The related question says this:
[... w]here $y^*$ is the value satisfies the following:
$$
1 = P_2\left( \Pi_{D_1} \left( \begin{bmatrix}
Z & z \\
z^T & y^*
\end{bmatrix} \right) \right)
$$
This can be solved numerically via a 1-dimensional root-finding method.
I'm not sure if it's possible to avoid calculating a full eigenvalue decomposition every time you project onto to $D_1$.
On the right hand side, you have an expression that involves a number called $y^{*}$ Let me rewrite it using $s$, and slightly shuffle things while I'm at it:
$$
0 = P_2\left( \Pi_{D_1} \left( \begin{bmatrix}
Z & z \\
z^T & s
\end{bmatrix} \right) \right) - 1
$$
Now on the right we have something that depends on the number $s$ --- let's write
$$
f(s) = P_2\left( \Pi_{D_1} \left( \begin{bmatrix}
Z & z \\
z^T & s
\end{bmatrix} \right) \right) - 1
$$
and we're hoping to find a value of $s$ with $f(s) = 0$. Such a thing is called a root of $f$, and a pretty typical approach to finding a root is something like bisection:
First, you find a value $s_1$ of $s$ where $f(s_1) < 0$; then you find another where $f(s_2) > 0$. For the sake of argument, I'm going to say that $s_1 < s_2$.

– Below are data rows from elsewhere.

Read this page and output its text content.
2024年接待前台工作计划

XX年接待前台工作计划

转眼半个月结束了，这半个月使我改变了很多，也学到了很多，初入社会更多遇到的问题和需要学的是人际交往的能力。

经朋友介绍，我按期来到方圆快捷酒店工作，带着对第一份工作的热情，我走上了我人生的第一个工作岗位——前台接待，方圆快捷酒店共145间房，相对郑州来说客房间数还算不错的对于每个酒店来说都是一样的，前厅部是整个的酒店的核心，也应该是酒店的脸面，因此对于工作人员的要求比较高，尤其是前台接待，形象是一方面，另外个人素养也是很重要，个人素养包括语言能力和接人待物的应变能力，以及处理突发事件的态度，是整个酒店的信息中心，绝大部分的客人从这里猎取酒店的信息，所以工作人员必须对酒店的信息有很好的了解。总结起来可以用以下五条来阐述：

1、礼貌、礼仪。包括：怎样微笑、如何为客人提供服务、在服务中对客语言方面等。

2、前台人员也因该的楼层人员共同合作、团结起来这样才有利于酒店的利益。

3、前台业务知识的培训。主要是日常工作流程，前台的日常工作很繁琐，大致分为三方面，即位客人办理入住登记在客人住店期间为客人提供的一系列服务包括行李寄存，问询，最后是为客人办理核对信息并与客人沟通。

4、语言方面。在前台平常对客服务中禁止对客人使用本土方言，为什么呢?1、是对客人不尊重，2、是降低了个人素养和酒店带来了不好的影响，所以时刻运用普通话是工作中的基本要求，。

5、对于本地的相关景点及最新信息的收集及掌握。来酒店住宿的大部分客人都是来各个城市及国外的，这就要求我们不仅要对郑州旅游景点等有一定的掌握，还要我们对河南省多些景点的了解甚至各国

Observing that $f$ is a continuous function of $s$, we know that for some number between $s_1$ and $s_2$, there's a value $q$ with $f(q) = 0$. This is where bisection comes in. We repeatedly do the following:
- Let $t = \frac{s_1 + s_2}{2}$.
- Let $c = f(t)$. If $c > 0$, replace $s_2$ with $t$ (i.e., set $s_2$ to be the number $t$. If instead $c < 0$, replace $s_1$ with $t$. If $c = 0$, then you've hit the jackpot, because you have found a number $t$ with $f(t)= 0$.

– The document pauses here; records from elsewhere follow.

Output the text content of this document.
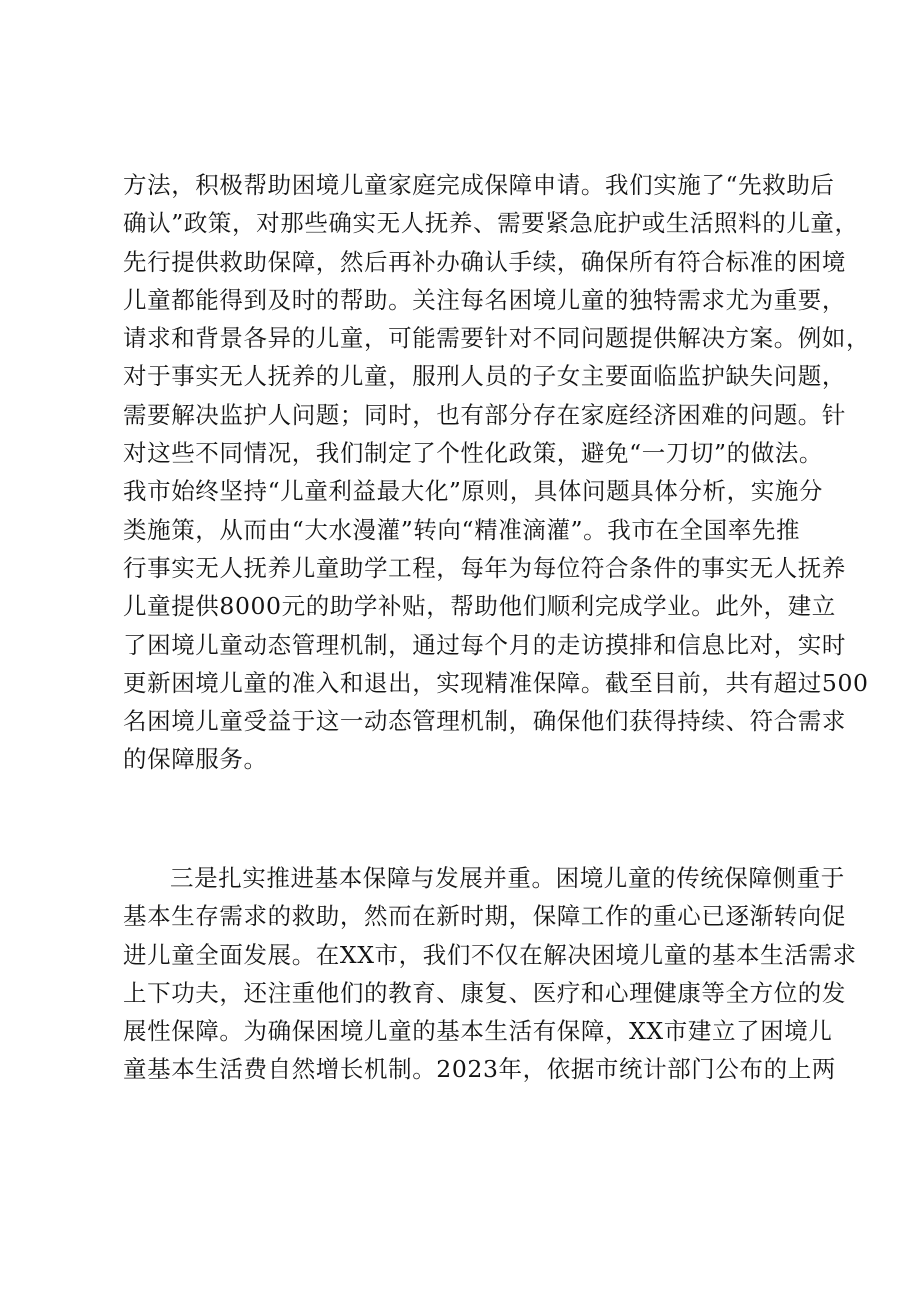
方法，积极帮助困境儿童家庭完成保障申请。我们实施了“先救助后
确认”政策，对那些确实无人抚养、需要紧急庇护或生活照料的儿童，
先行提供救助保障，然后再补办确认手续，确保所有符合标准的困境
儿童都能得到及时的帮助。关注每名困境儿童的独特需求尤为重要，
请求和背景各异的儿童，可能需要针对不同问题提供解决方案。例如，
对于事实无人抚养的儿童，服刑人员的子女主要面临监护缺失问题，
需要解决监护人问题；同时，也有部分存在家庭经济困难的问题。针
对这些不同情况，我们制定了个性化政策，避免“一刀切”的做法。
我市始终坚持“儿童利益最大化”原则，具体问题具体分析，实施分
类施策，从而由“大水漫灌”转向“精准滴灌”。我市在全国率先推
行事实无人抚养儿童助学工程，每年为每位符合条件的事实无人抚养
儿童提供8000元的助学补贴，帮助他们顺利完成学业。此外，建立
了困境儿童动态管理机制，通过每个月的走访摸排和信息比对，实时
更新困境儿童的准入和退出，实现精准保障。截至目前，共有超过500
名困境儿童受益于这一动态管理机制，确保他们获得持续、符合需求
的保障服务。
三是扎实推进基本保障与发展并重。困境儿童的传统保障侧重于
基本生存需求的救助，然而在新时期，保障工作的重心已逐渐转向促
进儿童全面发展。在XX市，我们不仅在解决困境儿童的基本生活需求
上下功夫，还注重他们的教育、康复、医疗和心理健康等全方位的发
展性保障。为确保困境儿童的基本生活有保障，XX市建立了困境儿
童基本生活费自然增长机制。2023年，依据市统计部门公布的上两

Each time you repeat this process, the length of the interval $[s_1, s_2]$ is divided in half. Do it ten times, and the interval shrinks by a factor of 1024. Do it 100 times, and it shrinks by a factor of more than $10^{30}$. At that point, whatever mechanism you're computing with will probably be running out of precision, so you stop and report the last found value of $t$ as a very good approximation of $y^{*}$.
BTW, bisection is a really basic root-finding algorithm, but it's also very simple, which has some charm.

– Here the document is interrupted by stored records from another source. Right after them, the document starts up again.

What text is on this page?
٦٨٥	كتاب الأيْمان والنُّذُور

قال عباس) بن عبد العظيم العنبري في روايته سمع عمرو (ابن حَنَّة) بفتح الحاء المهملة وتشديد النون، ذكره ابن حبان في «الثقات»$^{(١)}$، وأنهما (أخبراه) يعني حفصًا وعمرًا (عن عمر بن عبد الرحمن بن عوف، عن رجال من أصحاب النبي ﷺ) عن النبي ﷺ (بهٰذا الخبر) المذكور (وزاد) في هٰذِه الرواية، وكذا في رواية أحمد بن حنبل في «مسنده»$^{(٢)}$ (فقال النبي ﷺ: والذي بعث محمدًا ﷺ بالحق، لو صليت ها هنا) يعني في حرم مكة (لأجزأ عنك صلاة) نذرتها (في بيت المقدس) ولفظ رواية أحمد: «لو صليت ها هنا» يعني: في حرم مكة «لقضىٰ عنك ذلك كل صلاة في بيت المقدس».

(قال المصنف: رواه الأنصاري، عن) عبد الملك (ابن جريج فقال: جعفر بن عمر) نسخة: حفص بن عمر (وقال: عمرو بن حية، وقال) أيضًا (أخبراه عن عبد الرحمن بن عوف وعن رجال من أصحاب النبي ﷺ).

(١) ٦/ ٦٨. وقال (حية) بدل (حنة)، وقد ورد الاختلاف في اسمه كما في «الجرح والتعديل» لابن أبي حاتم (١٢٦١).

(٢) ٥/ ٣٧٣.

You might be wondering about that first step -- finding values of $s$ that make $f$ positive and make it negative. I think that in this case you can do that by trying more and more positive values for $s$, and then more and more negative values, until you get ones with opposite signs, but to be honest, I haven't looked carefully enough at the definitions of the projection maps to be certain that this is correct.